Port-au-Prince, 14 janvier 2025 – Dans une démarche marquant un tournant juridique, le Ministère public auprès de la Cour d’Appel de Port-au-Prince a présenté un réquisitoire le 8 janvier, demandant au juge d’instruction Benjamin Félismé de se déclarer incompétent pour poursuivre Emmanuel Vertilaire. L’intéressé, conseiller-président au sein du Conseil Présidentiel de Transition (CPT), est accusé de corruption passive, d’abus de fonction et de versements illicites.
Une contestation basée sur le statut et les privilèges de juridiction
Emmanuel Vertilaire a interjeté appel d’un mandat de comparution émis à son encontre le 2 décembre 2024, estimant qu’en sa qualité de Conseiller-Président, il bénéficie d’une immunité équivalente à celle du Chef de l’État.
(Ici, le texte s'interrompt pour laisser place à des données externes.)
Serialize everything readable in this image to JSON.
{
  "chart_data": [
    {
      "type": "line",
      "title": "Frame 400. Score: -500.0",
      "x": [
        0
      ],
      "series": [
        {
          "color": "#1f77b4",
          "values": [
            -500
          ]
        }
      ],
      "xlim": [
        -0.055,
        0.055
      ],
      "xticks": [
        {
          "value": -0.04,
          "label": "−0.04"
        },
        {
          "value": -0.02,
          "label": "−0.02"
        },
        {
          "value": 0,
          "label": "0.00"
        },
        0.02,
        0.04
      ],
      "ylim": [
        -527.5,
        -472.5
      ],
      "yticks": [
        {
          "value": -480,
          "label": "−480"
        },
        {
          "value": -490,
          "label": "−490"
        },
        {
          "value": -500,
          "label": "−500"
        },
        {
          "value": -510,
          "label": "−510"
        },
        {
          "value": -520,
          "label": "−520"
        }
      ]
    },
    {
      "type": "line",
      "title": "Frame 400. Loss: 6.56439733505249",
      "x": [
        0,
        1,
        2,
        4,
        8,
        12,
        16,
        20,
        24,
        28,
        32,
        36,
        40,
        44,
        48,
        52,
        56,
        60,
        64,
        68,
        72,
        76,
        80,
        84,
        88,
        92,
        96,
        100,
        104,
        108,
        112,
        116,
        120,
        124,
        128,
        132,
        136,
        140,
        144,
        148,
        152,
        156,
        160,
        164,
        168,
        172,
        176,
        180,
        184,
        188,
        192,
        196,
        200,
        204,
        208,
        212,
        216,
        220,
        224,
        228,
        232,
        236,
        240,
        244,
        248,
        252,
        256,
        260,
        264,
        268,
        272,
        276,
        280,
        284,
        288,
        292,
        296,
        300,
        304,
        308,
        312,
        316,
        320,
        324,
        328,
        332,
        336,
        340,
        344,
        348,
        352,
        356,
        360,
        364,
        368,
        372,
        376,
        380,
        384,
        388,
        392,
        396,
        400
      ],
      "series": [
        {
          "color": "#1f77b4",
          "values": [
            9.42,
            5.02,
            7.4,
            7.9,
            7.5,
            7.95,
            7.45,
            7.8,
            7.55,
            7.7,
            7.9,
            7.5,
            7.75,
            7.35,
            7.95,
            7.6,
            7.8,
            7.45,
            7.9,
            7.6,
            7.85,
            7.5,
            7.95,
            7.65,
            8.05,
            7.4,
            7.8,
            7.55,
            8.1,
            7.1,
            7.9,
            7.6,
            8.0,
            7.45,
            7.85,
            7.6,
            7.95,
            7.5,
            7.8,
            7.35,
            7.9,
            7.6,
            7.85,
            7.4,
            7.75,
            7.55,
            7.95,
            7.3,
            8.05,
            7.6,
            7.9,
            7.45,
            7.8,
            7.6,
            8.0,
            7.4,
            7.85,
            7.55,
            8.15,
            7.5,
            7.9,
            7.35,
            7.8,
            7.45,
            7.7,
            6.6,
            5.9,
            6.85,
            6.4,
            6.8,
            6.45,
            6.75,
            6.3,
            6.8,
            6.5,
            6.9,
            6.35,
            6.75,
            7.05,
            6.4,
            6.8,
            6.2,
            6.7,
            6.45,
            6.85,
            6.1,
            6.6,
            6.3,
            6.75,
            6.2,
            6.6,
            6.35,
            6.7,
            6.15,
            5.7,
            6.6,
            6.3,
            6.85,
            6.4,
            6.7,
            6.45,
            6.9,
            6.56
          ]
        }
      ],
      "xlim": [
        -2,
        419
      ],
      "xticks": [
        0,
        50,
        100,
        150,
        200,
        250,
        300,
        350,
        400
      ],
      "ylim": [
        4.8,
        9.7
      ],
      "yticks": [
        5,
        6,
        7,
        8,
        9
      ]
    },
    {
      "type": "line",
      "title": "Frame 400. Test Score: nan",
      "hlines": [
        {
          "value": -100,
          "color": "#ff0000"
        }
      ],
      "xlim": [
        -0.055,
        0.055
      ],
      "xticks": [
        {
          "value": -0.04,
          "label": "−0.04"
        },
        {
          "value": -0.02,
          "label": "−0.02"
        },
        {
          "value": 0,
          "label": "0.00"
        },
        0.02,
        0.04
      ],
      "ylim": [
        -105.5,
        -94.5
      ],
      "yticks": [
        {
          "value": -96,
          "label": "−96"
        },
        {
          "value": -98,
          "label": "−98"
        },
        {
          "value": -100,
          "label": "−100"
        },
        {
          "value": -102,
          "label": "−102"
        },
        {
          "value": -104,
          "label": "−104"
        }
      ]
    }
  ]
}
Il soutient que les accusations, liées à ses fonctions officielles, relèvent d’une juridiction spéciale et non d’un juge ordinaire.
L’argumentaire du Ministère public
Dans son réquisitoire, le Ministère public a jugé recevable l’appel, arguant que le mandat contesté constitue une ordonnance implicite de compétence, susceptible d’être attaquée. Toutefois, il a rejeté l’interprétation de Vertilaire concernant son immunité, rappelant que le Conseil Présidentiel de Transition est un organe collégial et non une présidence individuelle.
Le réquisitoire a précisé que bien que les membres du CPT exercent des prérogatives présidentielles, ils ne peuvent se prévaloir du titre de Président de la République, ni revendiquer les privilèges de juridiction qui s’y rattachent.
Un contexte de lutte contre la corruption
Les accusations à l’encontre de Vertilaire découlent d’un rapport de l’Unité de Lutte Contre la Corruption (ULCC), ayant conduit à l’ouverture d’une enquête judiciaire. Parmi les autres personnalités citées figurent Louis Gérald Gilles et Smith Augustin, également conseillers-présidents au sein du CPT.
Le Ministère public a également réfuté l’application de l’article 90 du Code pénal, invoqué par Vertilaire pour contester la légalité des poursuites. Selon le réquisitoire, cet article ne s’applique pas à un Conseiller-Président dans le cadre de ses fonctions.
Une conclusion qui redéfinit les limites juridiques
À l’issue de son analyse, le Ministère public a recommandé que la Cour d’Appel infirme l’ordonnance du juge Félismé et ordonne la suspension de toute action judiciaire contre Emmanuel Vertilaire, en raison de sa qualité particulière. Cette position met en lumière la complexité juridique entourant les fonctions des membres du CPT et pose un précédent pour les futures interprétations des privilèges liés à ce rôle.
Ce dossier illustre les défis posés par la gouvernance transitionnelle en Haïti et les efforts croissants pour équilibrer transparence, responsabilité et respect des institutions.